In the pre-Islamic period the Arabs used to cover the Ka’bah with a cloth covering. When Islam prevailed it retained this tradition. Al-Waqidi has stated that Isma’il bin Ibrahim bin Abu Habibah reported from his father that in the Days of Ignorance the Ka’bah was covered with rugs made of red skin. Later on the Prophet (peace be upon him) covered it with Yemeni cloth, while ‘Umar and ‘Uthman covered it with an Egyptian white cloth, Qabati. Hajjaj covered it with silk brocade. The first one to cover it was a man from Tubba’ of Yemen called As’ad al-Himairi.
Ibn ‘Umar used to choose the best and most expensive Qabati, Egyptian cloth, and send it as covering for the Ka’bah. This is reported by Malik.
Al-Waqidi has also reported from Ishaq bin Abu Abd bin Abu Ja’far Mohammad bin Ali that he said, “The people used to send cloth coverings for the Ka’bah, and likewise they sent to it sacrificial camels loaded with Yemeni cloth.”
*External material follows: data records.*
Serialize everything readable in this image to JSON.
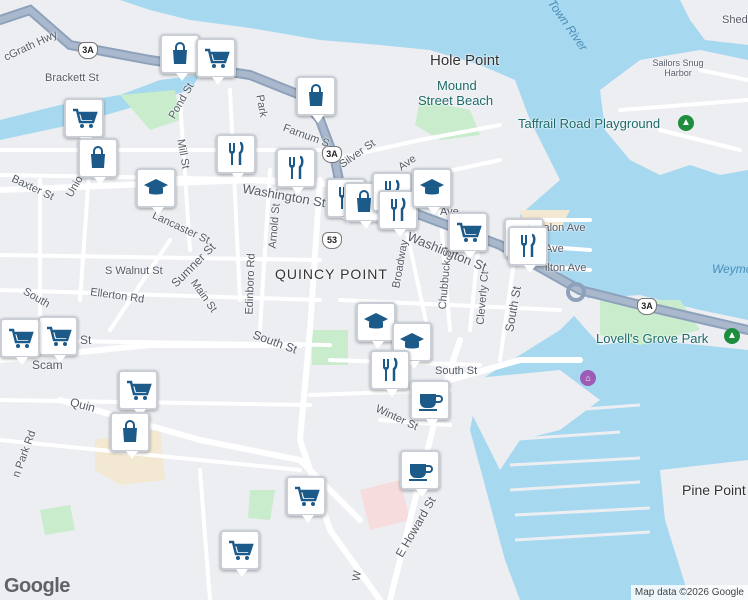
{
  "place_labels": {
    "quincy_point": "QUINCY POINT",
    "hole_point": "Hole Point",
    "pine_point": "Pine Point",
    "sailors_snug_harbor": "Sailors Snug Harbor",
    "shed": "Shed"
  },
  "poi_labels": {
    "mound_street_beach_1": "Mound",
    "mound_street_beach_2": "Street Beach",
    "taffrail": "Taffrail Road Playground",
    "lovells_grove": "Lovell's Grove Park"
  },
  "water_labels": {
    "town_river": "Town River",
    "weymouth": "Weymo"
  },
  "streets": {
    "mcgrath": "cGrath Hwy",
    "brackett": "Brackett St",
    "pond": "Pond St",
    "mill": "Mill St",
    "park": "Park",
    "farnum": "Farnum S",
    "silver": "Silver St",
    "ave": "Ave",
    "baxter": "Baxter St",
    "union": "Union",
    "washington_w": "Washington St",
    "washington_e": "Washington St",
    "lancaster": "Lancaster St",
    "arnold": "Arnold St",
    "edinboro": "Edinboro Rd",
    "sumner": "Sumner St",
    "s_walnut": "S Walnut St",
    "ellerton": "Ellerton Rd",
    "main": "Main St",
    "south_w": "South St",
    "south_s": "South",
    "scammell": "Scam",
    "scammell2": "St",
    "quincy": "Quin",
    "park_rd": "n Park Rd",
    "broadway": "Broadway",
    "chubbuck": "Chubbuck St",
    "cleverly": "Cleverly Ct",
    "south_e": "South St",
    "south_mid": "South St",
    "winter": "Winter St",
    "e_howard": "E Howard St",
    "avalon": "valon Ave",
    "ave2": "Ave",
    "hilton": "ilton Ave",
    "sa": "Sa",
    "w": "W",
    "ave3": "Ave"
  },
  "route_shields": {
    "r3a_nw": "3A",
    "r3a_mid": "3A",
    "r3a_e": "3A",
    "r53": "53"
  },
  "markers": [
    {
      "type": "shopping-bag",
      "name": "marker-shopping-bag-1"
    },
    {
      "type": "shopping-cart",
      "name": "marker-shopping-cart-1"
    },
    {
      "type": "shopping-bag",
      "name": "marker-shopping-bag-2"
    },
    {
      "type": "shopping-cart",
      "name": "marker-shopping-cart-2"
    },
    {
      "type": "shopping-bag",
      "name": "marker-shopping-bag-3"
    },
    {
      "type": "restaurant",
      "name": "marker-restaurant-1"
    },
    {
      "type": "restaurant",
      "name": "marker-restaurant-2"
    },
    {
      "type": "school",
      "name": "marker-school-1"
    },
    {
      "type": "restaurant",
      "name": "marker-restaurant-3"
    },
    {
      "type": "shopping-bag",
      "name": "marker-shopping-bag-4"
    },
    {
      "type": "restaurant",
      "name": "marker-restaurant-4"
    },
    {
      "type": "restaurant",
      "name": "marker-restaurant-5"
    },
    {
      "type": "school",
      "name": "marker-school-2"
    },
    {
      "type": "shopping-cart",
      "name": "marker-shopping-cart-3"
    },
    {
      "type": "restaurant",
      "name": "marker-restaurant-6"
    },
    {
      "type": "restaurant",
      "name": "marker-restaurant-7"
    },
    {
      "type": "school",
      "name": "marker-school-3"
    },
    {
      "type": "school",
      "name": "marker-school-4"
    },
    {
      "type": "restaurant",
      "name": "marker-restaurant-8"
    },
    {
      "type": "cafe",
      "name": "marker-cafe-1"
    },
    {
      "type": "shopping-cart",
      "name": "marker-shopping-cart-4"
    },
    {
      "type": "shopping-cart",
      "name": "marker-shopping-cart-5"
    },
    {
      "type": "shopping-cart",
      "name": "marker-shopping-cart-6"
    },
    {
      "type": "shopping-bag",
      "name": "marker-shopping-bag-5"
    },
    {
      "type": "cafe",
      "name": "marker-cafe-2"
    },
    {
      "type": "shopping-cart",
      "name": "marker-shopping-cart-7"
    },
    {
      "type": "shopping-cart",
      "name": "marker-shopping-cart-8"
    }
  ],
  "colors": {
    "water": "#a6d8f0",
    "land": "#eceef2",
    "park": "#c8eccc",
    "highway": "#8ea1ba",
    "road": "#ffffff",
    "marker_icon": "#1c5a8a"
  },
  "footer": {
    "logo": "Google",
    "attribution": "Map data ©2026 Google"
  }
}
Yazid bin Mu’awiyah covered it in silk brocade, and so did Ibn Az-Zubair afterwards. He used to delegate Mus’ab bin Az-Zubair to send a covering for the Ka’bah which was changed on ‘Ashura (the 10th of Muharram).
Sa’id bin Mansur has reported that “Umar bin Al-Khattab used to take down the old cover of Ka’bah, every year, cut it into pieces, and distribute them among the pilgrims who used them as shelter from the heat of Makkah.